I love making maps. And by making maps, I mean using existing maps to create interpretive maps or maps that explain history, show a story or link together events. I’m not out there GPSing any landmarks or detailing the topography. But I love making a topic make sense just by putting it together on a map.
Here are some examples:
Wyoming State Museum WPA exhibit map – At a quick glance, Wyoming State Museum visitors can see that the WPA had a vast reach across the U.S. Then on closer inspection, they can see examples of how it reach their community. It makes it easier to relate to this Wyoming exhibit if you’re not from Wyoming.
Wind River Reservation map – So much of the story about how Native Americans were treated by the government can be summed up in these maps about the changes to the Wind River Reservation borders with little explanation.
Preserve Wyoming conference map – This map gives conference attendees an idea of places to visit and what they’ll find. It’s nice to have it all in one place.
Interpretive sign maps – Many of the interpretive signs we do have a map for reference. This seems to be especially true for historic information. Here are a few examples.

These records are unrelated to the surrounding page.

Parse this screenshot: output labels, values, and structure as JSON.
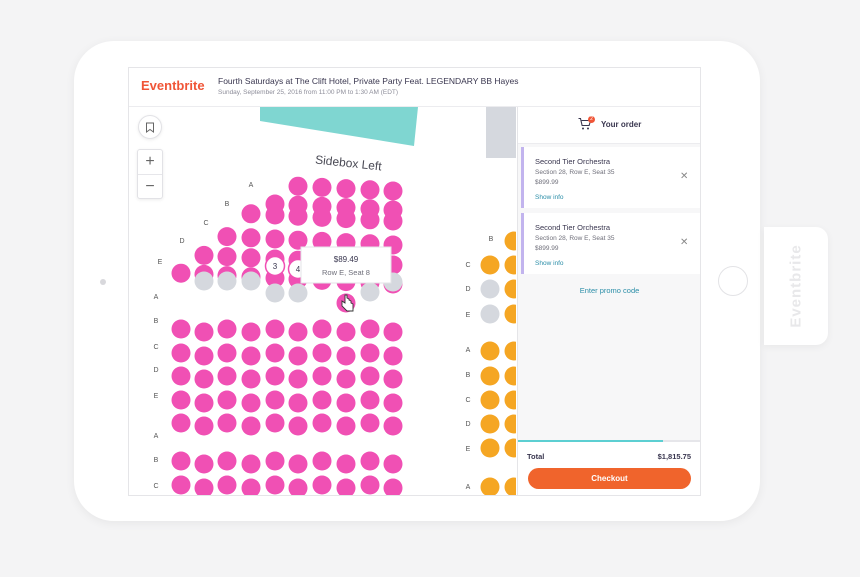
{
  "brand": {
    "logo": "Eventbrite",
    "side_tab": "Eventbrite"
  },
  "event": {
    "title": "Fourth Saturdays at The Clift Hotel, Private Party Feat. LEGENDARY BB Hayes",
    "date": "Sunday, September 25, 2016 from 11:00 PM to 1:30 AM (EDT)"
  },
  "map": {
    "section_label": "Sidebox Left",
    "zoom_in": "+",
    "zoom_out": "−",
    "left_row_labels_top": [
      "A",
      "B",
      "C",
      "D",
      "E"
    ],
    "left_row_labels_mid": [
      "A",
      "B",
      "C",
      "D",
      "E"
    ],
    "left_row_labels_bottom": [
      "A",
      "B",
      "C"
    ],
    "right_row_labels_top": [
      "B",
      "C",
      "D",
      "E"
    ],
    "right_row_labels_mid": [
      "A",
      "B",
      "C",
      "D",
      "E"
    ],
    "right_row_labels_bottom": [
      "A"
    ],
    "selected_seats": [
      "3",
      "4"
    ],
    "tooltip": {
      "price": "$89.49",
      "location": "Row E, Seat 8"
    },
    "colors": {
      "available_left": "#f050b4",
      "available_right": "#f5a623",
      "unavailable": "#d5d8de",
      "stage": "#7fd6d1"
    }
  },
  "order": {
    "title": "Your order",
    "badge": "2",
    "items": [
      {
        "name": "Second Tier Orchestra",
        "section": "Section 28, Row E, Seat 35",
        "price": "$899.99",
        "info": "Show info"
      },
      {
        "name": "Second Tier Orchestra",
        "section": "Section 28, Row E, Seat 35",
        "price": "$899.99",
        "info": "Show info"
      }
    ],
    "promo": "Enter promo code",
    "total_label": "Total",
    "total_value": "$1,815.75",
    "checkout": "Checkout"
  }
}
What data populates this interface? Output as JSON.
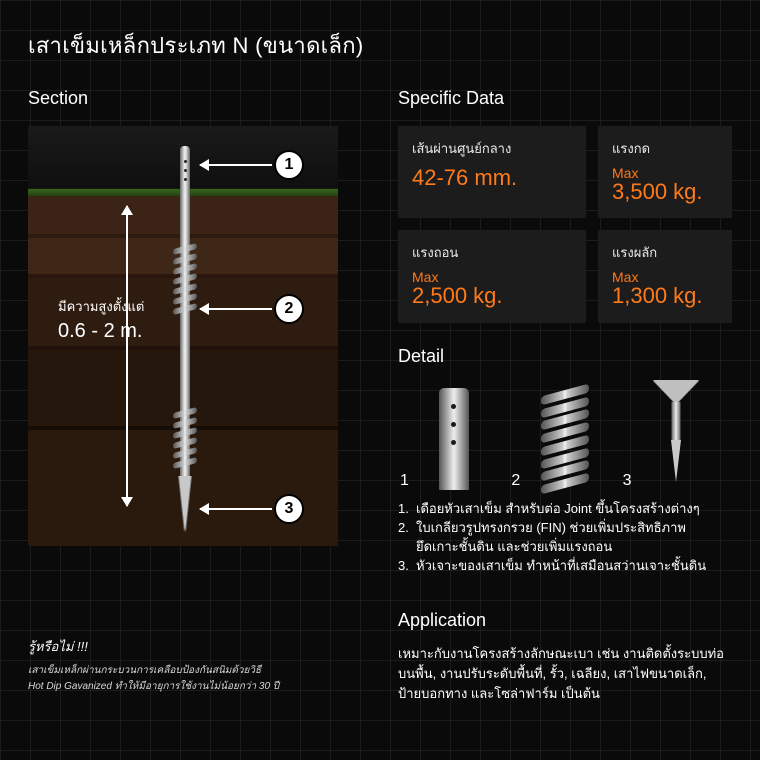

Black Diamond Trail brochure – This historic trail map shows the overall trail and then provides two insets with more information on the larger areas the trail passes through.
For many of these, we combined historic maps with modern day maps. We edited out information to focus on just the parts we needed. Sometimes this was a tedious process of tracing, but considering the lifespan of an interpretive sign, it’s worth it.
My designer takeaway: Maps can be a powerful visual tool. Don’t be afraid to spend some time on them making them tell your story.